Kim jest Dzidzia Sylwii Chutnik?
Aga Obrzut|September 28, 2010|literatura|
Nie, to nie rozkoszny, różowy bobas z dołeczkami w policzkach, ani też urocza Lolita świecąca kolanami, albo czym tam jeszcze. To makabryczne uosobienie zemsty dziejów rodem z najbardziej przerażających odcinków „Z Archiwum X”. Dla odważnych!
Stefa Mutter, mieszkanka podwarszawskich Gołąbek (obecnie Warszawa Ursus) w czasie wojny przejawia chwilowo empatię i przygarnia pod swój dach – a dokładniej rzecz ujmując pod dach obory – dwie warszawskie uciekinierki. Sytuacja jakich wiele wówczas miało miejsce. Ciąg dalszy jest jednak bardziej wstydliwy i wolelibyśmy zapomnieć o tym kłopotliwym pęknięciu w moralności poczciwej Stefy. Wydaje matkę z córką Niemcom na pożarcie – dla płaszcza.
Kara przychodzi kilka pokoleń później – rodzi się dziewczynka bez rąk i nóg, kadłubkowy koszmarek – los pokazuje wszystkim groteskową figę.
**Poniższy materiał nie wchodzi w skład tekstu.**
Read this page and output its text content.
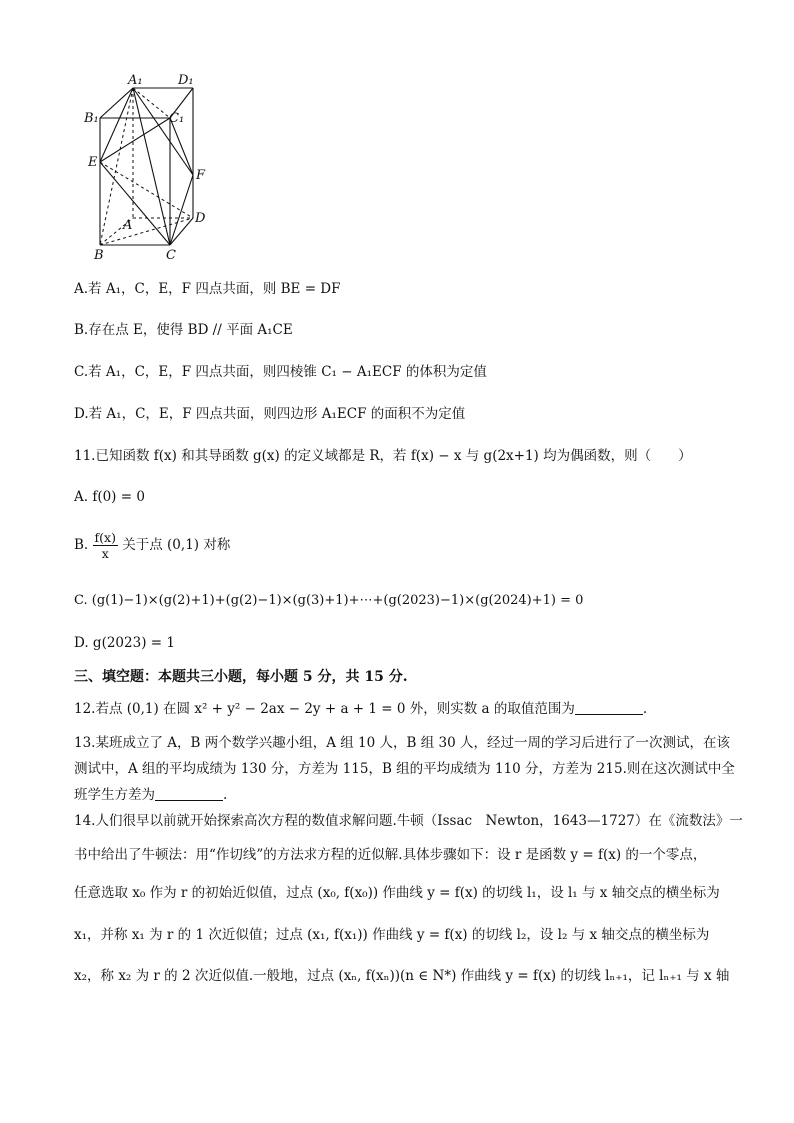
A₁	D₁
B₁	C₁
E
F
D
A
B	C
A.若 A₁，C，E，F 四点共面，则 BE = DF
B.存在点 E，使得 BD // 平面 A₁CE
C.若 A₁，C，E，F 四点共面，则四棱锥 C₁ − A₁ECF 的体积为定值
D.若 A₁，C，E，F 四点共面，则四边形 A₁ECF 的面积不为定值
11.已知函数 f(x) 和其导函数 g(x) 的定义域都是 R，若 f(x) − x 与 g(2x+1) 均为偶函数，则（　　）
A. f(0) = 0
B. $\frac{f(x)}{x}$ 关于点 (0,1) 对称
C. (g(1)−1)×(g(2)+1)+(g(2)−1)×(g(3)+1)+⋯+(g(2023)−1)×(g(2024)+1) = 0
D. g(2023) = 1
三、填空题：本题共三小题，每小题 5 分，共 15 分.
12.若点 (0,1) 在圆 x² + y² − 2ax − 2y + a + 1 = 0 外，则实数 a 的取值范围为	.
13.某班成立了 A，B 两个数学兴趣小组，A 组 10 人，B 组 30 人，经过一周的学习后进行了一次测试，在该
测试中，A 组的平均成绩为 130 分，方差为 115，B 组的平均成绩为 110 分，方差为 215.则在这次测试中全
班学生方差为	.
14.人们很早以前就开始探索高次方程的数值求解问题.牛顿（Issac　Newton，1643—1727）在《流数法》一
书中给出了牛顿法：用“作切线”的方法求方程的近似解.具体步骤如下：设 r 是函数 y = f(x) 的一个零点，
任意选取 x₀ 作为 r 的初始近似值，过点 (x₀, f(x₀)) 作曲线 y = f(x) 的切线 l₁，设 l₁ 与 x 轴交点的横坐标为
x₁，并称 x₁ 为 r 的 1 次近似值；过点 (x₁, f(x₁)) 作曲线 y = f(x) 的切线 l₂，设 l₂ 与 x 轴交点的横坐标为
x₂，称 x₂ 为 r 的 2 次近似值.一般地，过点 (xₙ, f(xₙ))(n ∈ N*) 作曲线 y = f(x) 的切线 lₙ₊₁，记 lₙ₊₁ 与 x 轴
I tu Sylwia Chutnik, która parę lat temu dostała Paszport Polityki za „Kieszonkowy Atlas Kobiet”, przenosi nas w duszny świat Danuty Mutter – która dzielnie, z pozytywistycznym namaszczeniem, opiekuje się swoją upośledzoną córką. Przedostajemy się do ponurego świata, którego cykl wytyczony jest sprzątaniem, karmieniem, narzekaniem (a jest na co…), wszystko okraszone tanimi dezodorantami, niewygodnymi butami z letniej promocji i ciuchami sprzed lat. Jest ciężko…
Prawie tak ciężko i brudno jak w „Domu Złym” Smarzowskiego albo w powieściach Elfriede Jelinek, o czym można się przekonać czytając krwawy fragment o zbiorowym linczu, w którym Chutnik do cna już obdziera bohaterów z masek przyzwoitości i uładzonej codziennej, nadgorliwej grzeczności.
Autorka (absolwentka Gender Studies, prezeska Fundacji MaMa) lubi pokazywać świat przedstawiony jak przez lupę – czemu dała już wyraz w swoim literackim debiucie. A że lupa ta ma duże możliwości przybliżania, widzimy nawet zmarszczki, wągry i obgryzione paznokcie bohaterów, więc co wrażliwsi spluną z obrzydzeniem. Może przez to dochodzi do pewnego uproszczenia, niemniej językowo jest to soczyście uliczne i jak plotka pociągające.
A Sylwia Chutnik po raz kolejny przekonuje, że słuch i wzrok dziewczyna ma dobry, a i niezłą groteską nie pogardzi.
Sylwia Chutnik Dzidzia , Świat Książki, 2010 rok.